A recent Harris poll suggests that video game addiction is a growing problem in the United States.
In January Harris conducted an online survey of nearly 1,200 children and teens. The poll was conducted in collaboration with Prof. Douglas Gentile (left) of Iowa State University. Gentile is also the director of research for the National Institute on Media and the Family.
Based on the survey data, Harris concludes that 8.5% of gamers are clinically addicted to playing video games, while 23% report that they have felt addicted to games.
Harris also looked at the amount of time kids spend playing video games and concluded that boys 8-12 spend 16 hours per week, while their 13 to 18-year-old counterparts spend 18 hours gaming each week. According to the Harris web site:
Time matters because 8- to 18-year-olds who spend more time playing video games are more likely to perform more poorly in school, get into physical fights and/or be physically heavier.
Of the poll results, Gentile said:
It is important that people realize that playing a lot is not the same thing as pathological play.
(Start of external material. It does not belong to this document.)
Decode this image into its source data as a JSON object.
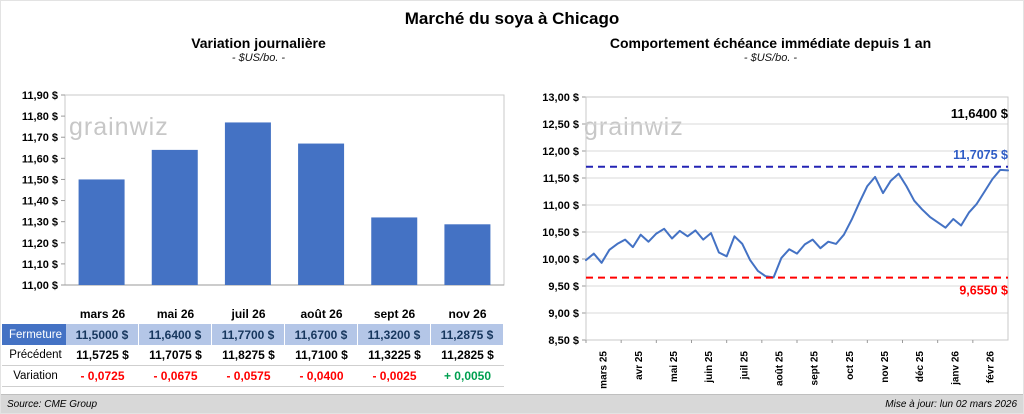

For something to be an addiction, it has to mean more than you do it a lot. It has to mean that you do it in such a way that it damages your life… Almost one out of every ten youth gamers show enough symptoms of damage to their school, family, and psychological functioning to merit serious concern.
Gamers who fit the pathological classification also reported receiving lower grades, were more likely to have game systems in their bedrooms, spent an average of 24.5 hours playing each week and were more likely to have been diagnosed with an attention deficit disorder.